You set the DRDT-2 preload just as you would set you hand or pneumatic squeezer. Adjust the rams until you achieve the desired dimple.

It sounds like you have things under control.

If you have any question please email me at [email protected]
 
Thanks

Thanks for the confirmation Paul. My technique has been producing great results, but I was curious if I should be doing something differently.

The dimpling process takes hardly any effort. I can do it with two fingers on the handle. As you depress the handle you feel the metal give, then as you release pressure the handle "springs back" ever so slightly and you know the motion is complete.
 
Dimple Die Observation...

I've followed this thread with great interest when it was hot since I own a DRDT-2 and LOVE it. (You can have it when I'm dead) It prompted me to do a comparison and I thought I'd share it with everyone.

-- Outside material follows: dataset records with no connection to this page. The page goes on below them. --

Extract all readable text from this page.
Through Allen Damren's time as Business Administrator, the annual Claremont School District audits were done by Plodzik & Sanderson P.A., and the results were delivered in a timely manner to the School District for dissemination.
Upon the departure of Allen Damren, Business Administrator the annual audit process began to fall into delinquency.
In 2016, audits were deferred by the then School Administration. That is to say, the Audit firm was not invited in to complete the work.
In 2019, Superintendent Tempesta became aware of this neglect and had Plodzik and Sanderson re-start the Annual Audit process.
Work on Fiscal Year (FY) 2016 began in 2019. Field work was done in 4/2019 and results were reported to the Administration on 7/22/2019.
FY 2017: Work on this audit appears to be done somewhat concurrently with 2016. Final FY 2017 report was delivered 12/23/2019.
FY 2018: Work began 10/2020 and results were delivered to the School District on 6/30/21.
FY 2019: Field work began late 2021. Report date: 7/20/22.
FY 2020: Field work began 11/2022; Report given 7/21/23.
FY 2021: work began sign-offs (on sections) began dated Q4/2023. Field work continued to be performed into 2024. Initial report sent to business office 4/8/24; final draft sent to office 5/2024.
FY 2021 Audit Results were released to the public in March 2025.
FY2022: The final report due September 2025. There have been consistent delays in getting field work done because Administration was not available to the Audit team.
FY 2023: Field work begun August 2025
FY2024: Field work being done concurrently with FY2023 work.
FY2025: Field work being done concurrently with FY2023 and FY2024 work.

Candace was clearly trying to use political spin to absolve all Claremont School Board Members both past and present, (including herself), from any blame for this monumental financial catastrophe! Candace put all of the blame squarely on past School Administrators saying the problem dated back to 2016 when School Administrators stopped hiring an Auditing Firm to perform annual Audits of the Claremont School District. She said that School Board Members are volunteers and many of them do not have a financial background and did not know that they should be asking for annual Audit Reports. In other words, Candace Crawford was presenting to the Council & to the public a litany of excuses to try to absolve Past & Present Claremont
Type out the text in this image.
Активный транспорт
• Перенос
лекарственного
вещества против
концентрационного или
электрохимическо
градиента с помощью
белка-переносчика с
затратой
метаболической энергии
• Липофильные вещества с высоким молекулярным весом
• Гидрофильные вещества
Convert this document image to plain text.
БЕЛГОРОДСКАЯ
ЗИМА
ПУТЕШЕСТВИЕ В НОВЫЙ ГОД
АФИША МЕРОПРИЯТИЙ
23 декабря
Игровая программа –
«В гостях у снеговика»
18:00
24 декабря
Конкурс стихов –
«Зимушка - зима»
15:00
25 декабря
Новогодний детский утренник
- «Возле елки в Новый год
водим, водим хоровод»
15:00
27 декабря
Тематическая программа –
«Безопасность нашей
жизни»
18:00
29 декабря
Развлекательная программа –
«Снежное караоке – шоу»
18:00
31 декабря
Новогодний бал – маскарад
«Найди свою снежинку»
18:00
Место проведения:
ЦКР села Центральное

My original die, and the one I used for my HStab, VStab, Rudder Skins and stiffener holes in the elevators came with the ATS tool kit that I ordered. When this thread, and the article that prompted it, first posted I ordered a set of spring back dies from avery. Here's a photo of the difference between the two side by side. Although the photo isn't great (darn cheap camera), there is a noticable difference between the two.

dimplecomparisonzi9.jpg


I've always set the "loading" of my DRDT-2 as per the instructions, so these two dimples, using different dies, were loaded the same. You can see that the spring back die creates a crisper dimple. When a rivet is placed in the dimpled holes they both look good. I haven't riveted any of the holes that have used the new die, but my gut feeling is that I'll be happier with the quality, especially on skin surfaces that aren't flat.

If there is an under dimpling epidemic, set correctly, it's not the dimpler...
 
I use the DRDT-2, and absolutely love it. I had the hole thing made up for me. I don't use a special bench set up for it, I pull it out and set it on the bench and go for it. Now I don't know if this is the proper way to set it up, but it works for me and I use this way on all dies. I put the bottom one in place, then put the top one in place, loosen the lock nut, put the arm all the way down, take the top shank with die in place and turn it down until it touches the bottom one, lock the lock nut and dimple away. I've always liked the result.